El pasado fin de semana realicé mi primer viaje turístico por tierras colombianas. Mi destino, el Parque Nacional del Tayrona, un idílico paisaje dónde se fusionan el cielo, el mar y la tierra.
La ruta del Tayrona la comenzamos en coche de Cartagena a la ciudad de Santa Marta distantes aproximadamente en 250 kilómetros. Tras pasar la noche en la capital del Magdalena, nos dirigimos a la entrada del Parque Nacional, pero antes naturalmente, debíamos de llenar nuestros estómagos con una buena arepa, una empanada de carne y un buen jugo de zapote.
Tras el desayuno y pagar el costo de la entrada, nos dirigimos en un carro que casi se caía al mirarlo hacia el lugar dónde comenzaríamos a caminar.
El Tayrona tiene una extensión aproximada de 15.000 hectáreas de las cuales 3.000 son marinas. El recorrido por el bosque del Tayrona, en el que se ubican centenares de especies vegetales, le abrían a uno los pulmones y el corazón.
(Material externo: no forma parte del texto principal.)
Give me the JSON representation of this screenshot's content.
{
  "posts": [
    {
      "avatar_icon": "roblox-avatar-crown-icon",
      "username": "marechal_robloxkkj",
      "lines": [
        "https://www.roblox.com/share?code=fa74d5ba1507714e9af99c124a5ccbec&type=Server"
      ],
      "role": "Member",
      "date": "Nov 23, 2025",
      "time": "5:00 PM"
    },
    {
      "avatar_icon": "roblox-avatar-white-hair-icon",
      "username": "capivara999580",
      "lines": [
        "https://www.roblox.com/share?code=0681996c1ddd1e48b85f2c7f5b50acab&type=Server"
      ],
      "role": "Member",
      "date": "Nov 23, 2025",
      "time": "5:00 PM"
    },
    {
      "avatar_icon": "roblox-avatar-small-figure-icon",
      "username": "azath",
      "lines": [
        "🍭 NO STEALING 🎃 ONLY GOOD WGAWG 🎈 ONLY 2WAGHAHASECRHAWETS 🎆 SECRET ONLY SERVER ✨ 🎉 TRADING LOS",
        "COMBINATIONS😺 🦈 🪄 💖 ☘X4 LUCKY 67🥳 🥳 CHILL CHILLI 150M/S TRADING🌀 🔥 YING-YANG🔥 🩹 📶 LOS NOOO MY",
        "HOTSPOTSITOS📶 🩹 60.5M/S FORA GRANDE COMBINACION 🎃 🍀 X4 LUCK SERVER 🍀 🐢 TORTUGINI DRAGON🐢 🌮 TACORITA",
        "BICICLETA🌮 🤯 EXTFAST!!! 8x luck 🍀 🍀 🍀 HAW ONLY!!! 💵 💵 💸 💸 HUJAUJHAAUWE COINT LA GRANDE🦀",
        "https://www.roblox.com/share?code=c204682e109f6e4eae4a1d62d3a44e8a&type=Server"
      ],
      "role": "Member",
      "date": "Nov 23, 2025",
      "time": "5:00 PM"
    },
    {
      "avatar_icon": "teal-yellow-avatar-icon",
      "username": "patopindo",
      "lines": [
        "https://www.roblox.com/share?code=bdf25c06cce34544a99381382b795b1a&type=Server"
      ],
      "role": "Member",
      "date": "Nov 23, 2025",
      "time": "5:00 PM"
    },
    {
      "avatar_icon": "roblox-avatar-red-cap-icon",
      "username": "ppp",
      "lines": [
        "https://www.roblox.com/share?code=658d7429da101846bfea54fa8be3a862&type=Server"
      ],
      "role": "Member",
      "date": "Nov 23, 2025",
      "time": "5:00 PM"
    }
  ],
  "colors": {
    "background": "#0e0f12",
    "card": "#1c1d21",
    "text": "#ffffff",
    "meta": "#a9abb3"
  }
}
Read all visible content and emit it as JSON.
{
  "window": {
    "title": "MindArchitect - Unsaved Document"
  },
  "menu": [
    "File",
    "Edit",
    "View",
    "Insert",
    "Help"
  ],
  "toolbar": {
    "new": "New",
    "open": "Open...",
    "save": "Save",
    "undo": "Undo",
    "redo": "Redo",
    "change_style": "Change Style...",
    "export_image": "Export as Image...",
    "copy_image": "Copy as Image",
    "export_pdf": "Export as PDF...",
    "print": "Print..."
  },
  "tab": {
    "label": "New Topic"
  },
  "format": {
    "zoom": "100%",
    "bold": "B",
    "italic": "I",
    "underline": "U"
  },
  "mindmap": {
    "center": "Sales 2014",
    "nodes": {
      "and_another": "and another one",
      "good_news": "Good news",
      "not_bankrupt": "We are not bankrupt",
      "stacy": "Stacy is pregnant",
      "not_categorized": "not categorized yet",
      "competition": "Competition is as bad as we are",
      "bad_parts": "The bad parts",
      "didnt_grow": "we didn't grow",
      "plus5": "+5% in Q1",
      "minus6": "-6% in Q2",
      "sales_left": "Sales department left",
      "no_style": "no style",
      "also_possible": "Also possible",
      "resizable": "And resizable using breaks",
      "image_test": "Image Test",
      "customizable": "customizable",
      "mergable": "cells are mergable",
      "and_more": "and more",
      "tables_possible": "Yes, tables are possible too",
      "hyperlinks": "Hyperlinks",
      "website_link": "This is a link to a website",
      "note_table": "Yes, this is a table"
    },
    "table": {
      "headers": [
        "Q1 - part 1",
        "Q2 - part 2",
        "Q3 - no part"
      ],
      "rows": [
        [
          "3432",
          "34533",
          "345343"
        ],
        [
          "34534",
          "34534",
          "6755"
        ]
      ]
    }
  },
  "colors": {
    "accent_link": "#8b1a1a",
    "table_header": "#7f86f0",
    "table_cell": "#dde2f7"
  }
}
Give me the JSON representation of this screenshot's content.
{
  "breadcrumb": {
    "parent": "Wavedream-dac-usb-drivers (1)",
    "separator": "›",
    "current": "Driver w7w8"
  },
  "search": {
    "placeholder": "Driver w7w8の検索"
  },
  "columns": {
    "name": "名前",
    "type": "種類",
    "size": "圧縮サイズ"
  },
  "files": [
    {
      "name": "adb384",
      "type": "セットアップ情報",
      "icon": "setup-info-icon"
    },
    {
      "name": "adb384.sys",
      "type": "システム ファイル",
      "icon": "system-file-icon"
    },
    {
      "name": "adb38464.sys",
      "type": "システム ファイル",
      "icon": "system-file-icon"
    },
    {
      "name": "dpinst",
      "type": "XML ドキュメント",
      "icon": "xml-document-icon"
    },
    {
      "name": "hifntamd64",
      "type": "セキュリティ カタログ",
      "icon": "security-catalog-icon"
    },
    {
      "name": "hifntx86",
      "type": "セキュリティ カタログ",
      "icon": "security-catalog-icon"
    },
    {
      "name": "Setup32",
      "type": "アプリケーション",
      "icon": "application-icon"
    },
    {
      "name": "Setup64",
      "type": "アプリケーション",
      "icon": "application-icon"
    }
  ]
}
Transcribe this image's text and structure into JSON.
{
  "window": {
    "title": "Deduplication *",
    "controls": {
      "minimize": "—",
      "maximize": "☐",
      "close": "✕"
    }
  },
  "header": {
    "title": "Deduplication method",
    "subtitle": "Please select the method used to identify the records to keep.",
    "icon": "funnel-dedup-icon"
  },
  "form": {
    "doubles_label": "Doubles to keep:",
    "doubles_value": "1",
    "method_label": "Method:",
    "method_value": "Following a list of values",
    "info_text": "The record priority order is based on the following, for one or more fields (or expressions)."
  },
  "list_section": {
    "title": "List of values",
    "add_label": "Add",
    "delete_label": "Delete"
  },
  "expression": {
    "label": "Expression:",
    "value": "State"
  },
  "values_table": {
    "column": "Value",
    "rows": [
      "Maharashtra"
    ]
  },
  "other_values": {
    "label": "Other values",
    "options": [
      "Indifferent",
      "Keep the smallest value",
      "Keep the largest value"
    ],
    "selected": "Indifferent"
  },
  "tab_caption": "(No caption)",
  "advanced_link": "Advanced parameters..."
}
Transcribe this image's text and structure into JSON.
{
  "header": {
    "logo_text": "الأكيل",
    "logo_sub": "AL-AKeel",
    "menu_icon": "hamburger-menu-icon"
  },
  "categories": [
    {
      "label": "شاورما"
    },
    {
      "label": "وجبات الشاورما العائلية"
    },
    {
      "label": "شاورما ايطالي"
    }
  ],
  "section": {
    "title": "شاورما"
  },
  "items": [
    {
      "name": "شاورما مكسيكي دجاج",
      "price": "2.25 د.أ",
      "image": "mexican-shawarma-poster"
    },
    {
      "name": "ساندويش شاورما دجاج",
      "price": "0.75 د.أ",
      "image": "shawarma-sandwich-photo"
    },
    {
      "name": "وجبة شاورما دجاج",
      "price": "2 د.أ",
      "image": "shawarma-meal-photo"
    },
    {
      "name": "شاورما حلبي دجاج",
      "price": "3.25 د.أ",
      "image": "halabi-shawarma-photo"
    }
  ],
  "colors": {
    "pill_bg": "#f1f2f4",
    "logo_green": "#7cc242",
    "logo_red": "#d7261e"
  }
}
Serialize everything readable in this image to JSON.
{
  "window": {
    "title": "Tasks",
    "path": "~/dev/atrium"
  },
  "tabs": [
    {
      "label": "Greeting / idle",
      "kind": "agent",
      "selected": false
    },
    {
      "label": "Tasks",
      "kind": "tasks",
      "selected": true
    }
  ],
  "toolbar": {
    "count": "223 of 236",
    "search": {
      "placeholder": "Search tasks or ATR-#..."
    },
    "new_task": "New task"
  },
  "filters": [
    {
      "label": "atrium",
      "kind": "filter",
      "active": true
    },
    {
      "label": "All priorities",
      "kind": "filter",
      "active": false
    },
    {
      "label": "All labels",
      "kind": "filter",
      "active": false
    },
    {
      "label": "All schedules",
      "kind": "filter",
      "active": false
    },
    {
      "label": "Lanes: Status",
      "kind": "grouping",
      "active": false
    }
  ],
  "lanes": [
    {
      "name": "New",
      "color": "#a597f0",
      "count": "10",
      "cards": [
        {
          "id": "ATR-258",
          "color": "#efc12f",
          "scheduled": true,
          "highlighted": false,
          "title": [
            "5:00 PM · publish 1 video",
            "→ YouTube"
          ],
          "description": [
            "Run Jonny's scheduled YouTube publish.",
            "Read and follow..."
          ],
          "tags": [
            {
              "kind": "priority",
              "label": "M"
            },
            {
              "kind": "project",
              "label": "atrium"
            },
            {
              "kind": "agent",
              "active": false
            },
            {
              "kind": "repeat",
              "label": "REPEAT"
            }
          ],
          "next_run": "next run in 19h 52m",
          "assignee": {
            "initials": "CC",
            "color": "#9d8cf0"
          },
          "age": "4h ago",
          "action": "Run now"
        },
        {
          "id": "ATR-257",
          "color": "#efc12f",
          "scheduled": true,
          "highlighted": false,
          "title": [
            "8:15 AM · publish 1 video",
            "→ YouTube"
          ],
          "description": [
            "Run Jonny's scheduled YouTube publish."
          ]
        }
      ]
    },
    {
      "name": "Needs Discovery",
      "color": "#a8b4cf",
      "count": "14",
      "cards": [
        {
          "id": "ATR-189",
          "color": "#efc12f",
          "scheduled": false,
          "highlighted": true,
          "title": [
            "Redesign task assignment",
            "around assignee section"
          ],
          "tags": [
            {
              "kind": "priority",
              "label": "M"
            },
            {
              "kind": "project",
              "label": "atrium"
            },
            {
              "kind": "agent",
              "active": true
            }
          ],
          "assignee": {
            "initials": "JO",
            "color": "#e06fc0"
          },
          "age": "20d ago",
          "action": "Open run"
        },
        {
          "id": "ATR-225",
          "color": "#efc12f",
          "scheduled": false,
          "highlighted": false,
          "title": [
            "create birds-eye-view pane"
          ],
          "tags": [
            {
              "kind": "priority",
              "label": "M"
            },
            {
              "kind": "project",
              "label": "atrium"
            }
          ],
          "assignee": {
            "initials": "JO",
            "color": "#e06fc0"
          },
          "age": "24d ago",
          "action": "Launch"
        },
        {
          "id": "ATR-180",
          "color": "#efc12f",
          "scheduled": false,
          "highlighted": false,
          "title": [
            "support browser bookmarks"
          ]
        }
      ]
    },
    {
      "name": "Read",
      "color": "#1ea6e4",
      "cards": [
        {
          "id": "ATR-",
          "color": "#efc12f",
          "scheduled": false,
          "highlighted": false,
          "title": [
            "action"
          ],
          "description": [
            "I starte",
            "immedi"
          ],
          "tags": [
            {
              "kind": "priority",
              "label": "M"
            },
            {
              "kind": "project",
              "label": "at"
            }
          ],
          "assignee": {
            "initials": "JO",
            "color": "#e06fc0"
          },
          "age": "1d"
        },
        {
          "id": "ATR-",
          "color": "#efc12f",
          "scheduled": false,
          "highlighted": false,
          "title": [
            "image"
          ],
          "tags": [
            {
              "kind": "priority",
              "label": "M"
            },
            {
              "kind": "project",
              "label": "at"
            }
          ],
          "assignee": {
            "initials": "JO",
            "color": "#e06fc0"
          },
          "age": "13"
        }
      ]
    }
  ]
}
El silencio acudía a nuestra presencia, presentándonos el sonido de los pasos en el barro y las piedras, y el lejano aullido de los titis escondidos tras los cocoteros. Los rayos de sol entraban por los huecos que dejaban las ramas de los árboles, y a uno se le apoderaba la morriña esperando encontrar una flecha amarilla que le indicara que iba por buen camino en dirección a Compostela.
El recorrido que hicimos duró aproximadamente dos horas y media, pasando por la playa de los arrecifes, las piscinas, la casa suiza dónde nos sirvieron unos estupendos panes de chocolate y arequipe y por fín nuestra llegada al Cabo de San Juan de Guía.
Es difícil describir con palabras la belleza, el encanto y la emoción de semejante paraíso, porque sí, aquello era el paraíso.
La arena, las rocas, el agua, los árboles… un lugar dónde uno se purifica sólo con mirar y escuchar.